I was taking a Mark Twain Seminar and Tom Sawyer had just explored a cave.
We drove a maze of
Southern Indiana dirt roads, then finally pulled over at a land mark I don’t
now recall.
We stepped over a
barbwire fence with a No Trespassing
sign on it (a lot of our hikes started that way) and set off through the woods.

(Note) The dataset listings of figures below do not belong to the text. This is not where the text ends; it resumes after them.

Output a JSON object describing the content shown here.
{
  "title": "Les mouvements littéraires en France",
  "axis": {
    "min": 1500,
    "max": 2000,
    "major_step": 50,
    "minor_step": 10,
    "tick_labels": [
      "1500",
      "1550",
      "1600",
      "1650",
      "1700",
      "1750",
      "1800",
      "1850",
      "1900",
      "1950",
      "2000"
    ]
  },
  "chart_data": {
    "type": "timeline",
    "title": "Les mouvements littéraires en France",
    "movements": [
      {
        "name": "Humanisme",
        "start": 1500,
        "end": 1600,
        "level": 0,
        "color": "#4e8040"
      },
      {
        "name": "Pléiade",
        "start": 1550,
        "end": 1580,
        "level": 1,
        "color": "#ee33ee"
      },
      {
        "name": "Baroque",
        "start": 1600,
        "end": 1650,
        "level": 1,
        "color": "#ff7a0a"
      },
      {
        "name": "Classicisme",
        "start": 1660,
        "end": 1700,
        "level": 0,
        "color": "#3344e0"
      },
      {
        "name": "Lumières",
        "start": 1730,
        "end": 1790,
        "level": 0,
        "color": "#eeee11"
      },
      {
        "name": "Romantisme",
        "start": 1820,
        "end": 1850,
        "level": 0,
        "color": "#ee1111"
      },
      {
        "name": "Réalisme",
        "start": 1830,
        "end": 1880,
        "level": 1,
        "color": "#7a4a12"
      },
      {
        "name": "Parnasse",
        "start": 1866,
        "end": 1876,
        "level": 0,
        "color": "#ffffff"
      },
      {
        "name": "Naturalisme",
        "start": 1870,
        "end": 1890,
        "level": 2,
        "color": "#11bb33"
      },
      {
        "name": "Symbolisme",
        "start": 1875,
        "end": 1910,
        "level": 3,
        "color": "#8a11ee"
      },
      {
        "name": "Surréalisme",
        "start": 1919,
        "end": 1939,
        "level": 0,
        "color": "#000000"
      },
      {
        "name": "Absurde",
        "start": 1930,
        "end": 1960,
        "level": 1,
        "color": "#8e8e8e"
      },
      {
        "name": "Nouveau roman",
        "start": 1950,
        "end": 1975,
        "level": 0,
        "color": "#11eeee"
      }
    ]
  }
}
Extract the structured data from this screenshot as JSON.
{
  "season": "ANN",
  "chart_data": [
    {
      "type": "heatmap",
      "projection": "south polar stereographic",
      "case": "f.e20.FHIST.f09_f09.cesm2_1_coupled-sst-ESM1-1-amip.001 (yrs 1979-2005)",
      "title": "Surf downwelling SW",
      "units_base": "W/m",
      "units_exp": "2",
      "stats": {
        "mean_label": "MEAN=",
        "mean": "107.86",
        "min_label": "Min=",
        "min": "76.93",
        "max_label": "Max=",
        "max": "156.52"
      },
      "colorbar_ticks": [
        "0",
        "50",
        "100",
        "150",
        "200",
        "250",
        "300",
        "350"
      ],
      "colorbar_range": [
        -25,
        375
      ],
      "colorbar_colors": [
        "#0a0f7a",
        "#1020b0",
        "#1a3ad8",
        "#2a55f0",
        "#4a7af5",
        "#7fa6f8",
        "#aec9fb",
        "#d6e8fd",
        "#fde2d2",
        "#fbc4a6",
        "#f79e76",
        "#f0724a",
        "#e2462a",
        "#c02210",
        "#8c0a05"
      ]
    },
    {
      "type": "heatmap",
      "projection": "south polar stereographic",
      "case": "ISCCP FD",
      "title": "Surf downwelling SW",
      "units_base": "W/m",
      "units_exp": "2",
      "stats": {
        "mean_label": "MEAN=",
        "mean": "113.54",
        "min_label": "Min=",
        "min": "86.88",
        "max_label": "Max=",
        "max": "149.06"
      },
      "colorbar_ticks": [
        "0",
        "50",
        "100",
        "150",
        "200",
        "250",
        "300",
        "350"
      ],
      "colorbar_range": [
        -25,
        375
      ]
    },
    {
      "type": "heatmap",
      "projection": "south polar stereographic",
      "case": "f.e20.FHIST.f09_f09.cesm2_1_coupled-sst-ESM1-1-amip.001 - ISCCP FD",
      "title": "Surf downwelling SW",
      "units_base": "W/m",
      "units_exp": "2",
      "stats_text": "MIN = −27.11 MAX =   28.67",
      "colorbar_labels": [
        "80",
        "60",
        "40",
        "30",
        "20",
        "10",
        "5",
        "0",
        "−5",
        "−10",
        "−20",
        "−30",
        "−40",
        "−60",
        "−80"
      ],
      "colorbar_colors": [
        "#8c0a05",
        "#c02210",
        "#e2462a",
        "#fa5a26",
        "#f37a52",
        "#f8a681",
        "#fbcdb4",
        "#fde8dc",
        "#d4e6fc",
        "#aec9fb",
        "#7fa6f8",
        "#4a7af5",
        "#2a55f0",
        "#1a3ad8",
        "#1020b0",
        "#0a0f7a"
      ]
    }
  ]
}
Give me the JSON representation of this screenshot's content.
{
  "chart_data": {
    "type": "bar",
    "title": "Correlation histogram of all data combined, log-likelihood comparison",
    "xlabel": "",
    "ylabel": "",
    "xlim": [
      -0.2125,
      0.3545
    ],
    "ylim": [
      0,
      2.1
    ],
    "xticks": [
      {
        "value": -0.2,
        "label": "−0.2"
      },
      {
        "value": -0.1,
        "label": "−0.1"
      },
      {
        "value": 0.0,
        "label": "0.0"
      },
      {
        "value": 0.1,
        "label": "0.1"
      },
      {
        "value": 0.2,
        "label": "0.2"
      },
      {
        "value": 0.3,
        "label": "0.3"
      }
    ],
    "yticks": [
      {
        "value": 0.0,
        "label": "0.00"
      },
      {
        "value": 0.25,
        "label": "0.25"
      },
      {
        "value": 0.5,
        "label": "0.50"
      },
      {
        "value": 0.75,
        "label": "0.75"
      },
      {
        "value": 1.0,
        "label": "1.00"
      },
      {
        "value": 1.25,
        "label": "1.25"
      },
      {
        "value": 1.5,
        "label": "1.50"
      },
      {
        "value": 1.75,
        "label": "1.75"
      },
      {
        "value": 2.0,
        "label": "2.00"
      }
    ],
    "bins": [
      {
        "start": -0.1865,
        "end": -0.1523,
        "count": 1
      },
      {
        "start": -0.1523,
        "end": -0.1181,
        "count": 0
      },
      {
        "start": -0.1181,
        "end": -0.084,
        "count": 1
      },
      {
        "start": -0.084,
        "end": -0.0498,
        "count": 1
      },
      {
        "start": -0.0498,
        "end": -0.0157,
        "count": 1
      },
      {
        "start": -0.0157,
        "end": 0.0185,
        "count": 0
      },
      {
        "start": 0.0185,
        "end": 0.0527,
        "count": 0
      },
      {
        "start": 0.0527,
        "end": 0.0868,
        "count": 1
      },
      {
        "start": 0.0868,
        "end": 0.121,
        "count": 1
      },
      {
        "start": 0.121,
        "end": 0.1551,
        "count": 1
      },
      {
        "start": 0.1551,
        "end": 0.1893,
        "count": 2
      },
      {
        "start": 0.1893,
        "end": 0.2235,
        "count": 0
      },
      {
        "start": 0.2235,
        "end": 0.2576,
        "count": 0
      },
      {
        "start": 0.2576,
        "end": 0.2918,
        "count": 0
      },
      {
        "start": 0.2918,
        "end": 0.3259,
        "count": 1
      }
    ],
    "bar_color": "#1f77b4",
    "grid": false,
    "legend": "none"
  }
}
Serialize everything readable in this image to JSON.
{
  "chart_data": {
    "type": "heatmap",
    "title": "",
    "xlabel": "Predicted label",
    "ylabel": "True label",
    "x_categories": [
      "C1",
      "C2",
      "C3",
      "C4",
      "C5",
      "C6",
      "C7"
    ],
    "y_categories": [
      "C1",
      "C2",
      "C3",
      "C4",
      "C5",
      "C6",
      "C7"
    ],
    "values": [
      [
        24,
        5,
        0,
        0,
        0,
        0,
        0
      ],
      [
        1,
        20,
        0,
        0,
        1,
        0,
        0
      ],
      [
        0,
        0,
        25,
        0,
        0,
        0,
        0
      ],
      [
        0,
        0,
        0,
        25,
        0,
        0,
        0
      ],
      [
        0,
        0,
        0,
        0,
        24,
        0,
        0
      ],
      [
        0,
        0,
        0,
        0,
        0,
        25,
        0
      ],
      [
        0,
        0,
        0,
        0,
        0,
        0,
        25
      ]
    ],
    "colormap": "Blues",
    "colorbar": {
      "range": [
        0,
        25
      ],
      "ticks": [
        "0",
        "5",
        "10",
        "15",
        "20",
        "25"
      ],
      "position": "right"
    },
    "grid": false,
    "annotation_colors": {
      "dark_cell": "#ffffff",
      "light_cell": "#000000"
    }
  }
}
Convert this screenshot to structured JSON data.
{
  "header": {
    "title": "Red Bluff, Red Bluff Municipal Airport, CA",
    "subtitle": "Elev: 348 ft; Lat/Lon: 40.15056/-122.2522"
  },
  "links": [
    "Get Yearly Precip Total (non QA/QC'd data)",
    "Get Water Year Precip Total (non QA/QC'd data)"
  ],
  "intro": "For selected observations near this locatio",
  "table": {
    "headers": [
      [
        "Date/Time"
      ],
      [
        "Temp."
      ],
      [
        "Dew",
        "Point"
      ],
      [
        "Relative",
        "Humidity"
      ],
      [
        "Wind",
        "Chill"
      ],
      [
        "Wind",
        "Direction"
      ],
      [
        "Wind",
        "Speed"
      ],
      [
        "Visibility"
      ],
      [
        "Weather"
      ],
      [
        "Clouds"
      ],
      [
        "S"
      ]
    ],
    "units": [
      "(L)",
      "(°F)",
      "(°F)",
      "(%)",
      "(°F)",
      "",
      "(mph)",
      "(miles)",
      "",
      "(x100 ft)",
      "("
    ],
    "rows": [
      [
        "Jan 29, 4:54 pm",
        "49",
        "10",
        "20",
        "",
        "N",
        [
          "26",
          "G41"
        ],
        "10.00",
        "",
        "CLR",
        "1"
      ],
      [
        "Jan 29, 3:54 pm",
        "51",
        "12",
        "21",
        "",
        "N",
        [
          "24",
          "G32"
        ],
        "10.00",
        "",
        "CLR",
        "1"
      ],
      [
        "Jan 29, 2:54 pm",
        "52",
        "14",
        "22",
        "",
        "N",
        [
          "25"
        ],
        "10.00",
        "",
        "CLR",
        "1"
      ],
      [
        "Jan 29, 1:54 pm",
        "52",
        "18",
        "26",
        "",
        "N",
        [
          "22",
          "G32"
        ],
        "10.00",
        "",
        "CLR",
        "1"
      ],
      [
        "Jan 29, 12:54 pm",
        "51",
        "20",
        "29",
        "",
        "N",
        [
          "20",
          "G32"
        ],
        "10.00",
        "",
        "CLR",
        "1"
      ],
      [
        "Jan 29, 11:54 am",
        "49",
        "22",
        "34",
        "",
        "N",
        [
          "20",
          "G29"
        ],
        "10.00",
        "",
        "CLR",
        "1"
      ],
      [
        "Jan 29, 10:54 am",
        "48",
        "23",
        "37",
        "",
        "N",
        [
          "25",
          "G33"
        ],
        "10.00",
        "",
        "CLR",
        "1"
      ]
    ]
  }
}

I don’t remember if we were following a trail or looking for landmarks. Mark
had the route in his head and I followed him.
After about twenty
minutes we stopped at a hole in the ground about as big around as a manhole—the
entrance to the aptly named cave, Trapdoor. To access the cave we had to lower
ourselves down, then dangle from our forearms and drop. We knew the bottom
would be there just a foot or two down, but still, there was hesitation on my
part. But once Mark dropped and was just standing there unharmed, I swallowed
my heartbeat and dropped too.
We could’ve brought
high-powered flashlights with us but we didn’t. Me, in my Tom Sawyer mindset,
and Mark, in his prehistoric fascination, both lit candles and proceeded to
navigate through the darkest place I’d ever been.
We walked slowly
out of necessity—the cave walls eating our meager light. We spoke in quiet
voices—transported back in time.
By the time we’d covered
the quarter mile obstacle course of slanting, loose, dark rock peppered with
boulders to the end of the cave and then back to the entrance, all we could see
as we peered up was a slice of starry sky.